My current process seeks to minimize expressionist histrionics in order to create and enlarge an emotional feeling derived from purely visual sensation.  Phenomenology has now replaced self-analysis and personal fixation.  To this end, the mechanisms I work with primarily are color, blackness, greyness, reflection and refraction, light, movement, fluidity, temperature, visual rhythm, close scrutiny of nature, and materiality itself.  I feel my art has, as it were, passed through the ‘mythopoetic’ and hot expressionism of my early years to make room and delve into a deeper empathy and vision of those miraculous, living forms of the Earth, the source itself for such mythic inspiration.“
IV.
In the absence of a studio while traveling, and often finding myself in the field, I increasingly turned to photography and sketching as a way to process ideas and notate/record new subject matter, my content being discovered out in the natural world in changing light.  In my process, I use memory, sketches, notes, photographic documents, and watercolors started out on my hikes as departure points for more involved works.  However I have found that simply translating photos or sketches renders them stillborn as art.  I thus insist the studio piece evolve organically, only using the original idea as a kernel to start the discovery process inherent in painting.

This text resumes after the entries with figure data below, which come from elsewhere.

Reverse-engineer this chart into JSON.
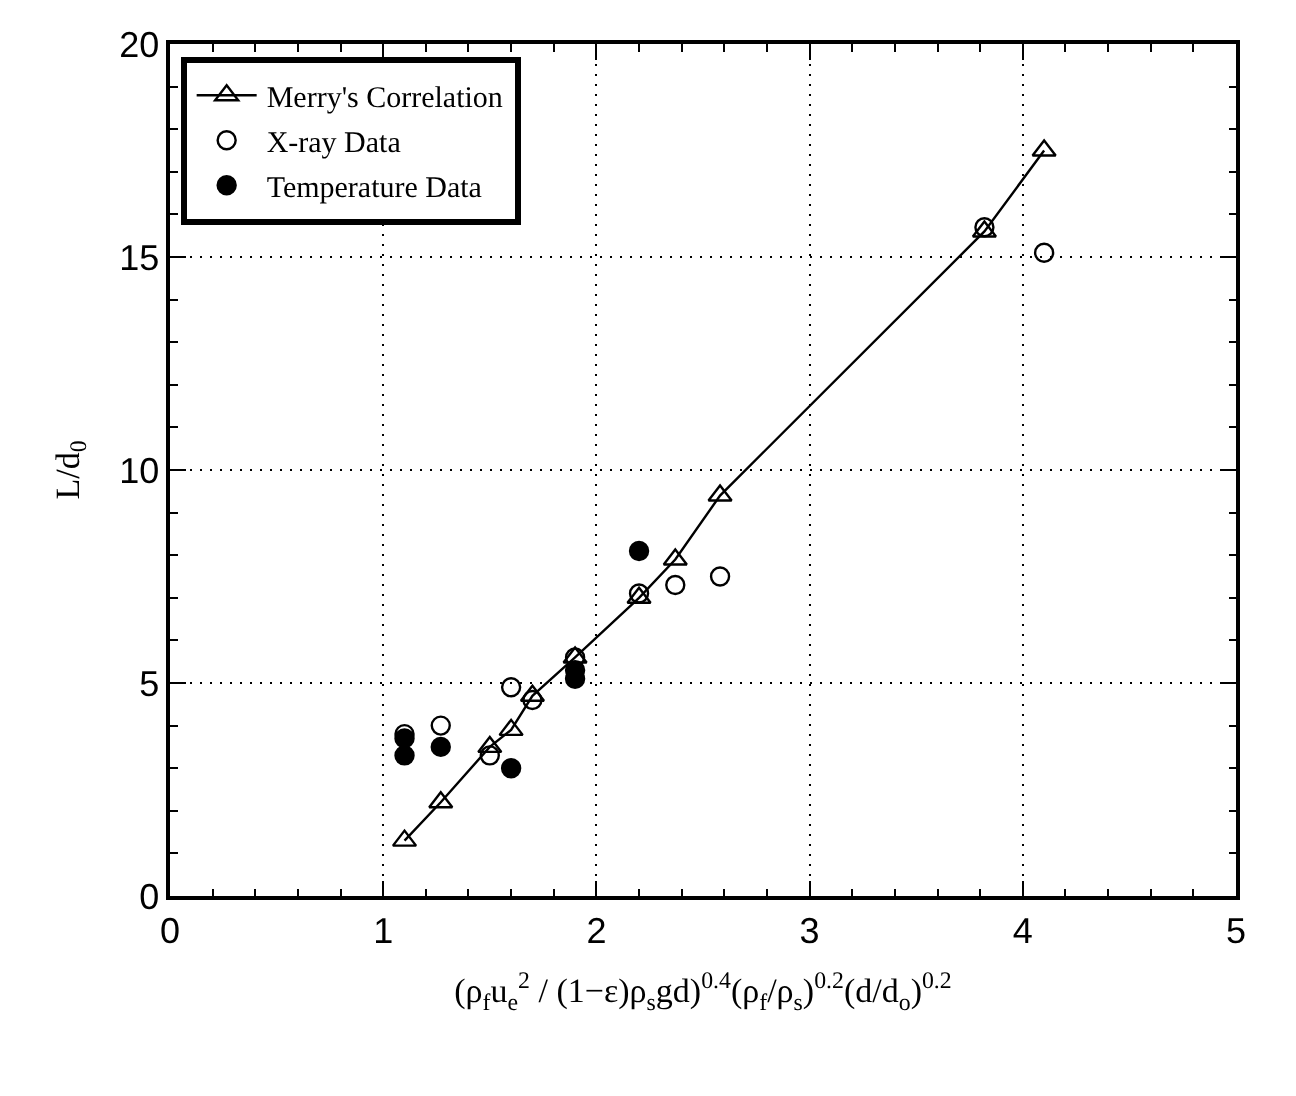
{
  "chart_data": {
    "type": "scatter",
    "xlabel": "(ρ$_{f}$u$_{e}$$^{2}$ / (1−ε)ρ$_{s}$gd)$^{0.4}$(ρ$_{f}$/ρ$_{s}$)$^{0.2}$(d/d$_{o}$)$^{0.2}$",
    "ylabel": "L/d$_{0}$",
    "xlim": [
      0,
      5
    ],
    "ylim": [
      0,
      20
    ],
    "xticks": [
      0,
      1,
      2,
      3,
      4,
      5
    ],
    "yticks": [
      0,
      5,
      10,
      15,
      20
    ],
    "grid": true,
    "legend": "top left",
    "series": [
      {
        "name": "Merry's Correlation",
        "type": "line",
        "marker": "triangle",
        "line_style": "solid",
        "color": "#000000",
        "x": [
          1.1,
          1.27,
          1.5,
          1.6,
          1.7,
          1.9,
          2.2,
          2.37,
          2.58,
          3.82,
          4.1
        ],
        "values": [
          1.3,
          2.2,
          3.5,
          3.9,
          4.7,
          5.6,
          7.0,
          7.9,
          9.4,
          15.6,
          17.5
        ]
      },
      {
        "name": "X-ray Data",
        "marker": "circle-open",
        "color": "#000000",
        "x": [
          1.1,
          1.27,
          1.5,
          1.6,
          1.7,
          1.9,
          2.2,
          2.37,
          2.58,
          3.82,
          4.1
        ],
        "values": [
          3.8,
          4.0,
          3.3,
          4.9,
          4.6,
          5.6,
          7.1,
          7.3,
          7.5,
          15.7,
          15.1
        ]
      },
      {
        "name": "Temperature Data",
        "marker": "circle",
        "color": "#000000",
        "x": [
          1.1,
          1.1,
          1.27,
          1.6,
          1.9,
          1.9,
          2.2
        ],
        "values": [
          3.3,
          3.7,
          3.5,
          3.0,
          5.1,
          5.3,
          8.1
        ]
      }
    ]
  }
}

This point has marked a new, more mature phase in my practice. I now draw my subject matter for my paintings from both the process of working in studio, a close study of light and color, and also my observations of natural formations. Such sources include clouds, birds, mountains, trees and roots, rivers, waves and waterfalls, rocks, boulders and riverstones, the moon, and the changing weather.
My current works focus on a less narrative mode and instead attempt to depict primacy, and my own sense of awe.  This is pursued with the intention of communicating our universes’ great interconnectedness and our own interconnection within it.”